By Luke Balleny
LONDON (Thomson Reuters Foundation) – Information on the subsidiaries of the 100 largest publicly traded companies on the London Stock Exchange is difficult to uncover and sometimes impossible, with mining, oil and gas, and insurance among the hardest sectors to get data for, according to a report published by Christian Aid on Tuesday.
FTSE100 companies have created 29,891 subsidiaries but information on turnover, assets, shareholder funds and number of employees is freely available for just 26 percent of them, the report by the aid group said.
Information on 21 percent of the FTSE100 subsidiaries (6,396 companies) is entirely hidden, even for a fee, while information on the remaining 53 percent of companies is available for a fee, the report said.
Mining (46 percent), oil and gas (40 percent), insurance (30 percent) and banking (27 percent) are the sectors most likely to have subsidiaries about which no data at all is available, the report said.
“We were shocked by how little information is freely available about most companies’ subsidiaries,” Katharine Teague, co-author of the report, said in a statement.
“What our findings show is that secrecy is not the exception but the norm, even among the largest 100 companies whose shares are traded on the London Stock Exchange.”
“These are household-name firms in which millions of people invest, through their pension funds and savings. But the secrecy is so deep and widespread that it is like a blindfold on everyone who has financial dealings with these companies,” Teague added.
The subsidiaries’ lack of transparency threatens investors, customers and government regulators as company risk cannot be easily identified, Christian Aid said.
Also, government tax departments may struggle to assess the correct taxes for the subsidiary, a particular worry when numerous countries are still struggling with the effects of the global financial crisis, the aid agency added.
Corporate tax avoidance has risen to the top of the international political agenda, partly as a result of public anger at the tax affairs of major multinational companies such as Starbucks, Google and Apple.
The report also analysed the extent to which the subsidiaries were based in ‘secrecy jurisdictions’, also known as tax havens, as defined by the Financial Secrecy Index.
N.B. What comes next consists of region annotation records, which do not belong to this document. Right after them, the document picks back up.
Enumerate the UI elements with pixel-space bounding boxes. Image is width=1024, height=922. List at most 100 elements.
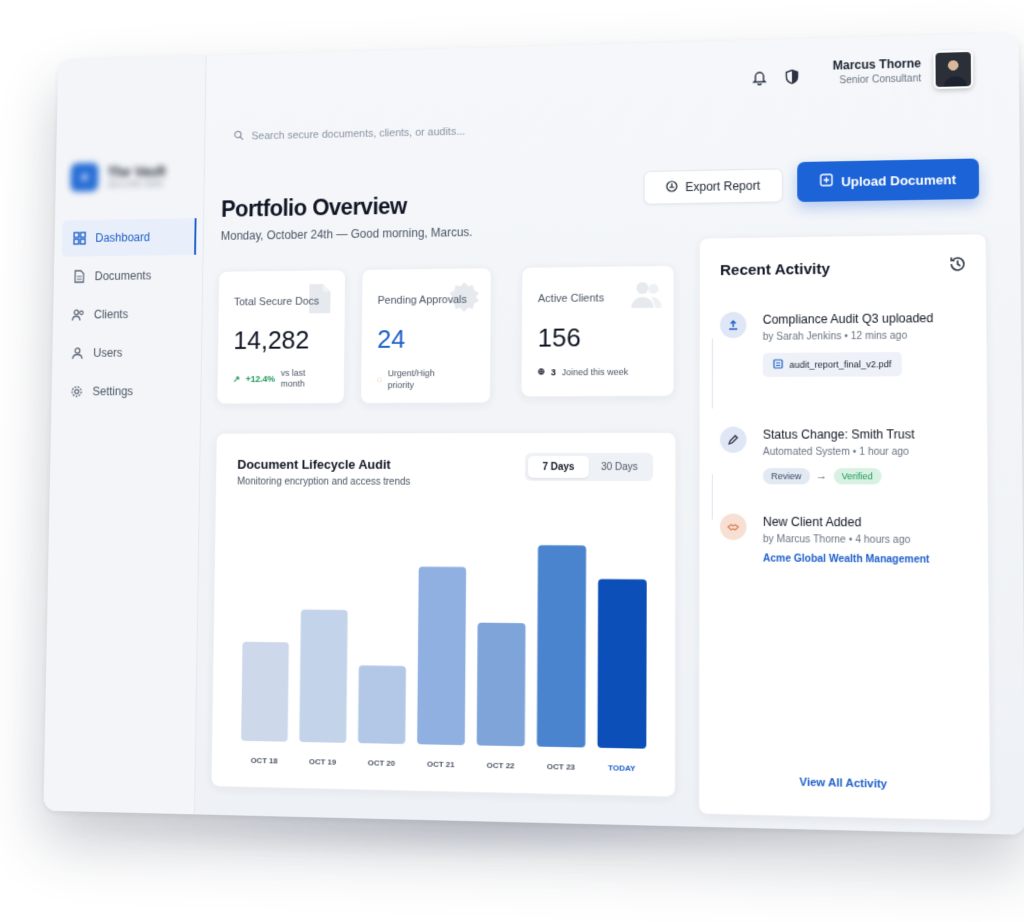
activity-heading: New Client Added [762, 514, 862, 530]
stat-value: 156 [537, 322, 581, 353]
file-name: audit_report_final_v2.pdf [789, 359, 892, 370]
sidebar-item-documents[interactable]: Documents [61, 257, 196, 295]
chart-bar[interactable] [597, 579, 647, 749]
sidebar-item-clients[interactable]: Clients [60, 295, 195, 333]
export-label: Export Report [685, 178, 761, 195]
timeline-line [711, 474, 713, 520]
brand-name: The Vault [107, 163, 166, 180]
timeline-line [711, 338, 713, 409]
sidebar-item-label: Dashboard [95, 230, 151, 245]
search-input[interactable]: Search secure documents, clients, or aud… [224, 118, 483, 151]
plus-circle-icon: ⊕ [537, 366, 546, 377]
chart-bar[interactable] [299, 609, 348, 743]
sidebar-item-label: Clients [93, 307, 129, 322]
range-7-days[interactable]: 7 Days [527, 455, 589, 478]
history-icon[interactable] [948, 255, 967, 279]
clients-icon [72, 308, 85, 322]
activity-heading: Compliance Audit Q3 uploaded [762, 311, 934, 327]
range-30-days[interactable]: 30 Days [589, 456, 650, 478]
stat-value: 14,282 [233, 325, 310, 355]
range-toggle: 7 Days 30 Days [524, 452, 654, 482]
sidebar-item-label: Documents [94, 268, 152, 283]
chart-tick-label: OCT 19 [309, 757, 337, 767]
stage: ✦ The Vault SECURE DMS Dashboard Documen… [0, 0, 1024, 922]
chart-tick-label: OCT 21 [427, 760, 455, 770]
activity-meta: by Sarah Jenkins • 12 mins ago [762, 330, 908, 343]
upload-icon [720, 311, 747, 339]
page-title: Portfolio Overview [220, 193, 407, 222]
user-profile[interactable]: Marcus Thorne Senior Consultant [832, 49, 974, 92]
file-icon [773, 359, 783, 371]
stat-note: vs last month [280, 367, 306, 389]
chart-bar[interactable] [357, 665, 406, 745]
stat-card-total-docs: Total Secure Docs 14,282 ↗ +12.4% vs las… [216, 269, 347, 405]
activity-title: Recent Activity [720, 260, 831, 280]
recent-activity-panel: Recent Activity Compliance Audit Q3 uplo… [698, 233, 992, 822]
stat-footer: ◌ Urgent/High priority [377, 367, 447, 391]
sidebar-item-label: Users [93, 346, 123, 360]
avatar[interactable] [933, 49, 974, 90]
file-attachment[interactable]: audit_report_final_v2.pdf [762, 351, 903, 378]
client-link[interactable]: Acme Global Wealth Management [763, 553, 971, 566]
chart-bar[interactable] [536, 545, 587, 748]
stat-label: Active Clients [537, 292, 605, 306]
upload-document-button[interactable]: Upload Document [797, 158, 980, 203]
sidebar-item-settings[interactable]: Settings [59, 373, 194, 410]
sidebar-item-dashboard[interactable]: Dashboard [61, 218, 197, 257]
gear-icon [70, 385, 83, 399]
users-icon [629, 278, 663, 317]
activity-item: Compliance Audit Q3 uploaded by Sarah Je… [720, 310, 967, 378]
stat-card-pending: Pending Approvals 24 ◌ Urgent/High prior… [360, 267, 492, 404]
brand-logo: ✦ [70, 162, 99, 192]
activity-heading: Status Change: Smith Trust [762, 427, 915, 442]
plus-square-icon [820, 173, 833, 189]
chart-subtitle: Monitoring encryption and access trends [237, 476, 411, 488]
chart-tick-label: TODAY [608, 763, 636, 773]
alert-icon: ◌ [376, 374, 383, 385]
pencil-icon [719, 426, 747, 453]
chart-bar[interactable] [476, 622, 526, 747]
status-badge: Review [762, 468, 810, 485]
bar-chart: OCT 18 OCT 19 OCT 20 OCT 21 OCT 22 OCT 23 TODA… [241, 545, 647, 773]
top-actions [751, 68, 800, 90]
stat-footer: ⊕ 3 Joined this week [537, 366, 628, 377]
view-all-activity-link[interactable]: View All Activity [699, 774, 989, 793]
stat-label: Total Secure Docs [233, 295, 320, 309]
chart-tick-label: OCT 18 [251, 756, 279, 766]
sidebar-item-users[interactable]: Users [59, 334, 194, 372]
user-name: Marcus Thorne [832, 56, 922, 73]
status-change: Review → Verified [762, 468, 971, 485]
sidebar-item-label: Settings [92, 384, 134, 399]
stat-note: Joined this week [561, 366, 629, 377]
sidebar: ✦ The Vault SECURE DMS Dashboard Documen… [43, 55, 207, 815]
chart-title: Document Lifecycle Audit [237, 457, 391, 472]
stat-footer: ↗ +12.4% vs last month [233, 368, 320, 390]
export-report-button[interactable]: Export Report [643, 168, 783, 205]
chart-bar[interactable] [417, 566, 467, 746]
brand: ✦ The Vault SECURE DMS [70, 161, 166, 192]
dashboard-icon [73, 232, 86, 246]
stat-delta: 3 [550, 366, 556, 377]
export-icon [666, 180, 678, 195]
user-role: Senior Consultant [839, 73, 922, 87]
status-badge: Verified [833, 468, 882, 485]
activity-meta: Automated System • 1 hour ago [762, 446, 909, 458]
activity-item: Status Change: Smith Trust Automated Sys… [719, 426, 968, 485]
upload-label: Upload Document [841, 171, 957, 189]
handshake-icon [719, 513, 747, 541]
search-placeholder: Search secure documents, clients, or aud… [251, 125, 466, 143]
search-icon [233, 130, 244, 144]
stat-delta: +12.4% [245, 374, 276, 384]
trend-up-icon: ↗ [232, 373, 241, 384]
chart-tick-label: OCT 20 [368, 758, 396, 768]
shield-icon[interactable] [784, 68, 800, 89]
chart-tick-label: OCT 22 [487, 761, 516, 771]
document-icon [72, 270, 85, 284]
stat-card-clients: Active Clients 156 ⊕ 3 Joined this week [520, 264, 675, 398]
brand-subtitle: SECURE DMS [107, 178, 164, 190]
stat-note: Urgent/High priority [387, 368, 435, 391]
activity-item: New Client Added by Marcus Thorne • 4 ho… [719, 513, 969, 566]
app-window: ✦ The Vault SECURE DMS Dashboard Documen… [43, 32, 1024, 835]
chart-bar[interactable] [241, 641, 289, 742]
bell-icon[interactable] [751, 69, 767, 90]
Over 90 percent of the subsidiaries were found to be based in ‘secrecy jurisdictions’ of which the UK is defined as ‘moderately secretive’. However, 14 percent of the subsidiaries are in ‘highly secretive’ tax havens such as Switzerland, Luxembourg, Hong Kong, Bermuda and the Cayman Islands, the report said.
Investment and finance (37 percent), banks (28 percent) and mining (19 percent) have the highest percentage of subsidiaries in highly secretive jurisdictions, the report added.